On December 11, 2009, The Children's Place announced the appointment of former Lord & Taylor CEO Jane T. Elfers as president and chief executive officer (CEO) of the company, effective January 4, 2010.

In the summer of 2013, the store withdrew a T-shirt from the stores with four options for "My best subjects" including "Shopping, Music, Dance and Math." While shopping, music, and dance were checked, math was left unchecked because the T-shirt stated "Nobody’s perfect!"

Mithaq Capital of Saudi Arabia took a majority stake in The Children’s Place in February 2024 after the company said it was experiencing liquidity problems.

The Children's Place announced a financing agreement with Mithaq to provide $78.6 million of interest-free, unsecured and subordinated term loans to strengthen the company’s liquidity position.

In April, the company announced $90 million in new unsecured financing provided by Mithaq.

Elfers stepped down as CEO on May 20, 2024, receiving a $3.75 million payout to exit the company.

Turki S. AlRajhi, Chairman and CEO of Mithaq and Chairman of The Children’s Place, outlined background and strategy for The Children's Place in a letter to The Children’s Place shareholders on May 24, 2024.
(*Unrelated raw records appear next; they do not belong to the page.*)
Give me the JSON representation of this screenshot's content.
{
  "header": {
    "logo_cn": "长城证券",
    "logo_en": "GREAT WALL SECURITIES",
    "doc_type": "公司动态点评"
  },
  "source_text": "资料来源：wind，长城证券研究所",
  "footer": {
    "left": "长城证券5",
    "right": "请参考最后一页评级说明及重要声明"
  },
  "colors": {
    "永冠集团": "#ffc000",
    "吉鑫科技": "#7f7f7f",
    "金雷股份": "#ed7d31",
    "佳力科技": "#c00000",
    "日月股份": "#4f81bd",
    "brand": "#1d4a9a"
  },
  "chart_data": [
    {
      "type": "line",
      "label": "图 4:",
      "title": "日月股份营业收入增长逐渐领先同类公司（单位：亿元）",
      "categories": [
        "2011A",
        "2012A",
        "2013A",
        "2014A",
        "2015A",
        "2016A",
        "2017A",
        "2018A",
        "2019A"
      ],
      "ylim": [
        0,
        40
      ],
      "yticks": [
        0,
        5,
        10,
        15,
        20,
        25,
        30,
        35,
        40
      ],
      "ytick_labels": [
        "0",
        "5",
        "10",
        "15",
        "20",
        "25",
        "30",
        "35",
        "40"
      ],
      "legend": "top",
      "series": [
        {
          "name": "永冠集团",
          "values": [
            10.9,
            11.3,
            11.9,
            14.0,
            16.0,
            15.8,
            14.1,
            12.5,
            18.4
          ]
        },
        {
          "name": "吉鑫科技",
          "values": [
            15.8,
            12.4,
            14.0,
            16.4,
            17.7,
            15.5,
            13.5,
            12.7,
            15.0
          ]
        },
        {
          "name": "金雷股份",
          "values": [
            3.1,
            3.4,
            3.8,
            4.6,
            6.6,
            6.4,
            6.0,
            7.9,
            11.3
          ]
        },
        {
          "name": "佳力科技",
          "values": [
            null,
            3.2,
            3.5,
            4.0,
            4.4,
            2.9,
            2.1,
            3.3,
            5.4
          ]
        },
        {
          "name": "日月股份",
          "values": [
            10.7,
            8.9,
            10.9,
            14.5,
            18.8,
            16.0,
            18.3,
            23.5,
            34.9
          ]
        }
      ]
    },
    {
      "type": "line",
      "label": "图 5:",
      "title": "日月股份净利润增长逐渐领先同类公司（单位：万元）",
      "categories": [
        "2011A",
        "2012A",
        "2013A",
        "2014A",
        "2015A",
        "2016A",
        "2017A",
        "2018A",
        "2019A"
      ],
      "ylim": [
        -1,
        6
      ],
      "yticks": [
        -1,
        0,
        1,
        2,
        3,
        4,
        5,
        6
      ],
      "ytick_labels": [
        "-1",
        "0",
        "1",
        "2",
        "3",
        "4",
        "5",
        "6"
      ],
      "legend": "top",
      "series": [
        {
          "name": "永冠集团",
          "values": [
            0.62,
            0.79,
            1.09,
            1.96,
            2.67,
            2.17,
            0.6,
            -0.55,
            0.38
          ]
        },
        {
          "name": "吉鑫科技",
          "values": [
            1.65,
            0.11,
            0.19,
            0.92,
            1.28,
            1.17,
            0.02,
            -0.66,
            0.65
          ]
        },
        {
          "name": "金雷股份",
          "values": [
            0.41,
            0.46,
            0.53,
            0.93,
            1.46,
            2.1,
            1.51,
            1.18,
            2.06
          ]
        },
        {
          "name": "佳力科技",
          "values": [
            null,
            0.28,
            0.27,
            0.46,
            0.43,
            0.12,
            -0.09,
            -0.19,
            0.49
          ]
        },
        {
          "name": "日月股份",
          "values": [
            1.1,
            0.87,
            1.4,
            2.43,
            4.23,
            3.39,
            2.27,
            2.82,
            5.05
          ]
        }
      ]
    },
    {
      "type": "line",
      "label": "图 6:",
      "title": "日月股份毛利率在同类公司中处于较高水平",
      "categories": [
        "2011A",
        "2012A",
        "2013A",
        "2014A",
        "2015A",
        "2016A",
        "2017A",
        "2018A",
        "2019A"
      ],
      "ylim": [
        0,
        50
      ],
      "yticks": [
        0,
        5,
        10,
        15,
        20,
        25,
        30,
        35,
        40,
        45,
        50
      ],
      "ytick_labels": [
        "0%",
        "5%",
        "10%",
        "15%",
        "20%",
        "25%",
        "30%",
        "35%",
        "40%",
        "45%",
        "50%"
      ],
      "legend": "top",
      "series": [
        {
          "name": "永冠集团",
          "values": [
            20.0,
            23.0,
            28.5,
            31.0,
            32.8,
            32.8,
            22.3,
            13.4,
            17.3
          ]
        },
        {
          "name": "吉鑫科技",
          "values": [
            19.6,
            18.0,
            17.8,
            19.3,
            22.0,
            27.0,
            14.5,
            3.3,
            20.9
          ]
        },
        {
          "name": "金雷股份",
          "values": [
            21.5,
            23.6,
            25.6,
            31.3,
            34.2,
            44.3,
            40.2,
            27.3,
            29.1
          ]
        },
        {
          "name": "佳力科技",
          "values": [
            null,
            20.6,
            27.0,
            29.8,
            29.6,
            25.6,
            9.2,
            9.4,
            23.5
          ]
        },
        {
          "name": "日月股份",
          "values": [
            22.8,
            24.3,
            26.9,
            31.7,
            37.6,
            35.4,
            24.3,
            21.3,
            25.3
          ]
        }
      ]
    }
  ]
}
The Children’s Place opened its first Gymboree store at Westfield Garden State Plaza in Paramus on Nov. 20, 2024.

==Operations==

Most of The Children's Place stores are located in and around regional malls, but also include some strip shopping centers, outlets, and street stores. The majority of their stores are small, traditional mall stores, although some Children's Place outlets are in a big box format.